Errors can be systematic, which affects the accuracy, or random, which affects the precision. Systematic errors are consistent and reproducible inaccuracies that occur in the same direction. Random errors cause measurement variations and influence precision. In this exercise, the calculation of average densities reflects both accuracy and precision considerations. Adjusting for errors helps in minimizing uncertainty and improving the reliability of results. Therefore, understanding these concepts helps in interpreting the results accurately, as seen with Jane's data being accurately close to the accepted value, while Justin and Julia faced deviations influencing their accuracy.

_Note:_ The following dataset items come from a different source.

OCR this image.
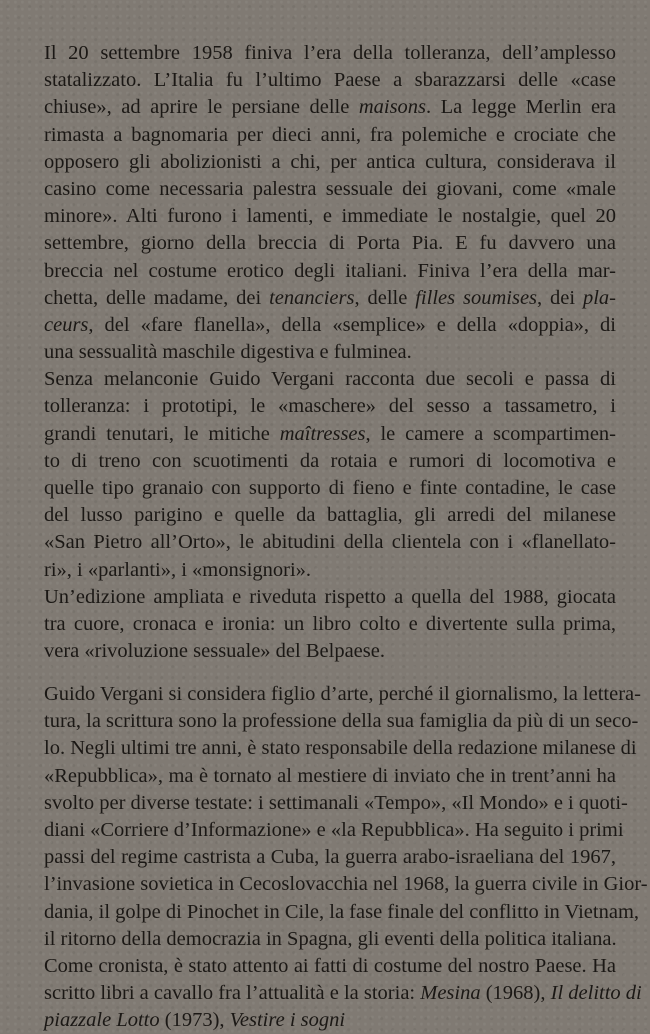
Il 20 settembre 1958 finiva l’era della tolleranza, dell’amplesso
statalizzato. L’Italia fu l’ultimo Paese a sbarazzarsi delle «case
chiuse», ad aprire le persiane delle maisons. La legge Merlin era
rimasta a bagnomaria per dieci anni, fra polemiche e crociate che
opposero gli abolizionisti a chi, per antica cultura, considerava il
casino come necessaria palestra sessuale dei giovani, come «male
minore». Alti furono i lamenti, e immediate le nostalgie, quel 20
settembre, giorno della breccia di Porta Pia. E fu davvero una
breccia nel costume erotico degli italiani. Finiva l’era della mar-
chetta, delle madame, dei tenanciers, delle filles soumises, dei pla-
ceurs, del «fare flanella», della «semplice» e della «doppia», di
una sessualità maschile digestiva e fulminea.
Senza melanconie Guido Vergani racconta due secoli e passa di
tolleranza: i prototipi, le «maschere» del sesso a tassametro, i
grandi tenutari, le mitiche maîtresses, le camere a scompartimen-
to di treno con scuotimenti da rotaia e rumori di locomotiva e
quelle tipo granaio con supporto di fieno e finte contadine, le case
del lusso parigino e quelle da battaglia, gli arredi del milanese
«San Pietro all’Orto», le abitudini della clientela con i «flanellato-
ri», i «parlanti», i «monsignori».
Un’edizione ampliata e riveduta rispetto a quella del 1988, giocata
tra cuore, cronaca e ironia: un libro colto e divertente sulla prima,
vera «rivoluzione sessuale» del Belpaese.
Guido Vergani si considera figlio d’arte, perché il giornalismo, la lettera-
tura, la scrittura sono la professione della sua famiglia da più di un seco-
lo. Negli ultimi tre anni, è stato responsabile della redazione milanese di
«Repubblica», ma è tornato al mestiere di inviato che in trent’anni ha
svolto per diverse testate: i settimanali «Tempo», «Il Mondo» e i quoti-
diani «Corriere d’Informazione» e «la Repubblica». Ha seguito i primi
passi del regime castrista a Cuba, la guerra arabo-israeliana del 1967,
l’invasione sovietica in Cecoslovacchia nel 1968, la guerra civile in Gior-
dania, il golpe di Pinochet in Cile, la fase finale del conflitto in Vietnam,
il ritorno della democrazia in Spagna, gli eventi della politica italiana.
Come cronista, è stato attento ai fatti di costume del nostro Paese. Ha
scritto libri a cavallo fra l’attualità e la storia: Mesina (1968), Il delitto di
piazzale Lotto (1973), Vestire i sogni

Mastering Average Density Calculation
Calculating the average density is fundamental in measurements involving multiple attempts to determine a singular value. To find the average density, one needs to sum the individual measurements and divide by the number of observations. This average reflects the most representative value of the data set.
The calculation is simple: for Jane, adding 8.94, 8.89, and 8.91 and dividing by 3 gives an average density of 8.91 g/cm³. Similarly, Justin’s average density is calculated by summing 8.32, 8.31, and 8.34, resulting in an average of approximately 8.32 g/cm³. Julia’s density calculations follow the same formula but result in a significantly different average due to her varied measurements.
Understanding how to compute the average density correctly helps in comparing how experimental data aligns with accepted standards. It is a key element in determining both the accuracy and precision of the measurements, ultimately guiding decision-making in scientific research.